Lalu dunia balapnya di mana? Sabar bro, meski ini zaman internet, kesabaran tak boleh dibuang begitu saja. Seperti juga dunia pra internet yang belum juga sirna. Ingat koran yang masih dijajakan di trotoar? Mereka masih ada, masih juga teronggok berjemur di sudut lobby kantor atau hotel mana pun di tiap kota. Maka begitu pun dengan televisi dan radio, mereka tidak mati. Bahkan semakin menjamur.

Kamu pernah ke desa? kalo pernah, kalian pasti tahu bahwa orang-orang di desa dimanjakan oleh tayangan yang tidak pernah dilihat oleh orang kota. Demikian pun orang kota mereka melihat tayangan yang tidak bisa dinikmati oleh orang desa. Bedanya orang desa melihat dengan gratis, sedangkan orang kota harus rutin mentransfer tagihan untuk menikmati tayangan yang nyaris sama.

Demikian pun dengan kelompok-kelompok kajian atau pengajian bagi orang-orang kota yang tidak juga mampu dibunuh oleh internet. Entah kelompok mahasiswa, pegawai kantoran, arisan sosialita atau apa pun jenis pelabelannya. Intinya pengajian tatap muka tidaklah binasa. Kelompok-kelompok ini terus tumbuh dan eksis dengan segala dinamikanya. Tak perlu bertanya tentang pengajian masjid atau tempat ibadah. Kategori terakhir ini bahkan mampu membadai-gulungkan ombaknya menyapu dunia politik.

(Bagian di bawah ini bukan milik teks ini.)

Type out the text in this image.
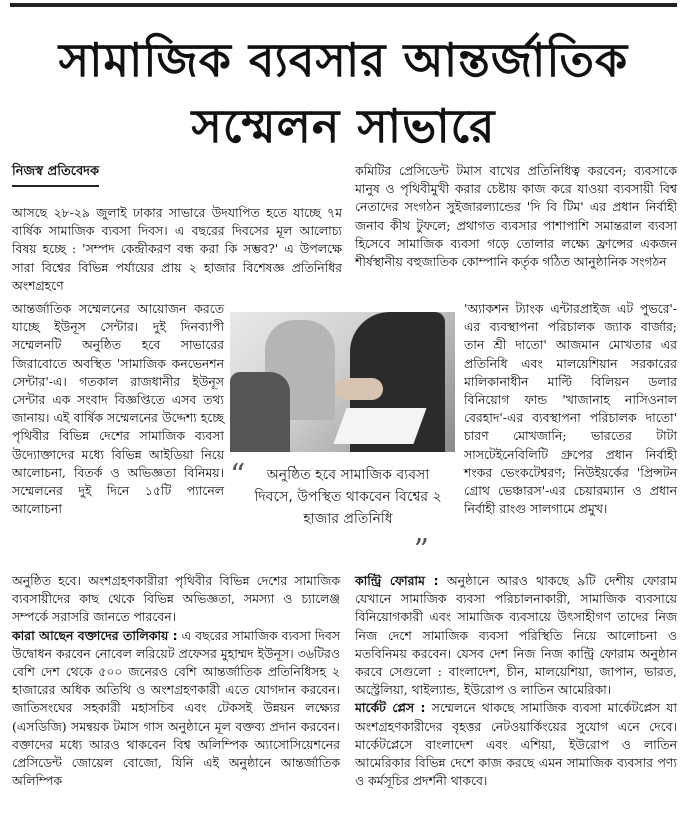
সামাজিক ব্যবসার আন্তর্জাতিক
সম্মেলন সাভারে
নিজস্ব প্রতিবেদক

আসছে ২৮-২৯ জুলাই ঢাকার সাভারে উদযাপিত হতে যাচ্ছে ৭ম বার্ষিক সামাজিক ব্যবসা দিবস। এ বছরের দিবসের মূল আলোচ্য বিষয় হচ্ছে : 'সম্পদ কেন্দ্রীকরণ বন্ধ করা কি সম্ভব?' এ উপলক্ষে সারা বিশ্বের বিভিন্ন পর্যায়ের প্রায় ২ হাজার বিশেষজ্ঞ প্রতিনিধির অংশগ্রহণে

আন্তর্জাতিক সম্মেলনের আয়োজন করতে যাচ্ছে ইউনূস সেন্টার। দুই দিনব্যাপী সম্মেলনটি অনুষ্ঠিত হবে সাভারের জিরাবোতে অবস্থিত 'সামাজিক কনভেনশন সেন্টার'-এ। গতকাল রাজধানীর ইউনূস সেন্টার এক সংবাদ বিজ্ঞপ্তিতে এসব তথ্য জানায়। এই বার্ষিক সম্মেলনের উদ্দেশ্য হচ্ছে পৃথিবীর বিভিন্ন দেশের সামাজিক ব্যবসা উদ্যোক্তাদের মধ্যে বিভিন্ন আইডিয়া নিয়ে আলোচনা, বিতর্ক ও অভিজ্ঞতা বিনিময়। সম্মেলনের দুই দিনে ১৫টি প্যানেল আলোচনা

“	অনুষ্ঠিত হবে সামাজিক ব্যবসা দিবসে, উপস্থিত থাকবেন বিশ্বের ২ হাজার প্রতিনিধি
”

কমিটির প্রেসিডেন্ট টমাস বাখের প্রতিনিধিত্ব করবেন; ব্যবসাকে মানুষ ও পৃথিবীমুখী করার চেষ্টায় কাজ করে যাওয়া ব্যবসায়ী বিশ্ব নেতাদের সংগঠন সুইজারল্যান্ডের 'দি বি টিম' এর প্রধান নির্বাহী জনাব কীথ টুফলে; প্রথাগত ব্যবসার পাশাপাশি সমান্তরাল ব্যবসা হিসেবে সামাজিক ব্যবসা গড়ে তোলার লক্ষ্যে ফ্রান্সের একজন শীর্ষস্থানীয় বহুজাতিক কোম্পানি কর্তৃক গঠিত আনুষ্ঠানিক সংগঠন

'অ্যাকশন ট্যাংক এন্টারপ্রাইজ এট পুভরে'- এর ব্যবস্থাপনা পরিচালক জ্যাক বার্জার; তান শ্রী দাতো' আজমান মোখতার এর প্রতিনিধি এবং মালয়েশিয়ান সরকারের মালিকানাধীন মাল্টি বিলিয়ন ডলার বিনিয়োগ ফান্ড 'খাজানাহ নাসিওনাল বেরহাদ'-এর ব্যবস্থাপনা পরিচালক দাতো' চারণ মোখজানি; ভারতের টাটা সাসটেইনেবিলিটি গ্রুপের প্রধান নির্বাহী শংকর ভেংকটেশ্বরণ; নিউইয়র্কের 'প্রিন্সটন গ্রোথ ভেঞ্চারস'-এর চেয়ারম্যান ও প্রধান নির্বাহী রাংগু সালগামে প্রমুখ।

অনুষ্ঠিত হবে। অংশগ্রহণকারীরা পৃথিবীর বিভিন্ন দেশের সামাজিক ব্যবসায়ীদের কাছ থেকে বিভিন্ন অভিজ্ঞতা, সমস্যা ও চ্যালেঞ্জ সম্পর্কে সরাসরি জানতে পারবেন।

কারা আছেন বক্তাদের তালিকায় : এ বছরের সামাজিক ব্যবসা দিবস উদ্বোধন করবেন নোবেল লরিয়েট প্রফেসর মুহাম্মদ ইউনূস। ৩৬টিরও বেশি দেশ থেকে ৫০০ জনেরও বেশি আন্তর্জাতিক প্রতিনিধিসহ ২ হাজারের অধিক অতিথি ও অংশগ্রহণকারী এতে যোগদান করবেন। জাতিসংঘের সহকারী মহাসচিব এবং টেকসই উন্নয়ন লক্ষ্যের (এসডিজি) সমন্বয়ক টমাস গাস অনুষ্ঠানে মূল বক্তব্য প্রদান করবেন। বক্তাদের মধ্যে আরও থাকবেন বিশ্ব অলিম্পিক অ্যাসোসিয়েশনের প্রেসিডেন্ট জোয়েল বোজো, যিনি এই অনুষ্ঠানে আন্তর্জাতিক অলিম্পিক

কান্ট্রি ফোরাম : অনুষ্ঠানে আরও থাকছে ৯টি দেশীয় ফোরাম যেখানে সামাজিক ব্যবসা পরিচালনাকারী, সামাজিক ব্যবসায়ে বিনিয়োগকারী এবং সামাজিক ব্যবসায়ে উৎসাহীগণ তাদের নিজ নিজ দেশে সামাজিক ব্যবসা পরিস্থিতি নিয়ে আলোচনা ও মতবিনিময় করবেন। যেসব দেশ নিজ নিজ কান্ট্রি ফোরাম অনুষ্ঠান করবে সেগুলো : বাংলাদেশ, চীন, মালয়েশিয়া, জাপান, ভারত, অস্ট্রেলিয়া, থাইল্যান্ড, ইউরোপ ও লাতিন আমেরিকা।

মার্কেট প্লেস : সম্মেলনে থাকছে সামাজিক ব্যবসা মার্কেটপ্লেস যা অংশগ্রহণকারীদের বৃহত্তর নেটওয়ার্কিংয়ের সুযোগ এনে দেবে। মার্কেটপ্লেসে বাংলাদেশ এবং এশিয়া, ইউরোপ ও লাতিন আমেরিকার বিভিন্ন দেশে কাজ করছে এমন সামাজিক ব্যবসার পণ্য ও কর্মসূচির প্রদর্শনী থাকবে।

Maka, begitulah sekelumit medan dakwah yang jenisnya bermacam-macam dan membutuhkan kendaraan serta joki dengan berbagai keahlian. Ibarat dunia balap yang tak bisa disama-ratakan apalagi dicampur aduk. Pebalap off road tak perlu dipaksa melintas di sirkuit beraspal mulus, demikian sebaliknya. Yang dibutuhkan adalah mencetak sebanyak mungkin dai untuk masing-masing sirkuit, eh medan dakwah.

Mencetak artinya mengkader, membekali dengan ilmu dan membimbing dengan kemampuan teknik yang memadai. Karena kita tentu tak ingin memiliki semakin banyak dai karbitan, ustad dadakan atau muballigh yang cuma pandai melucu. ~wallahu a’lamu bisshowab.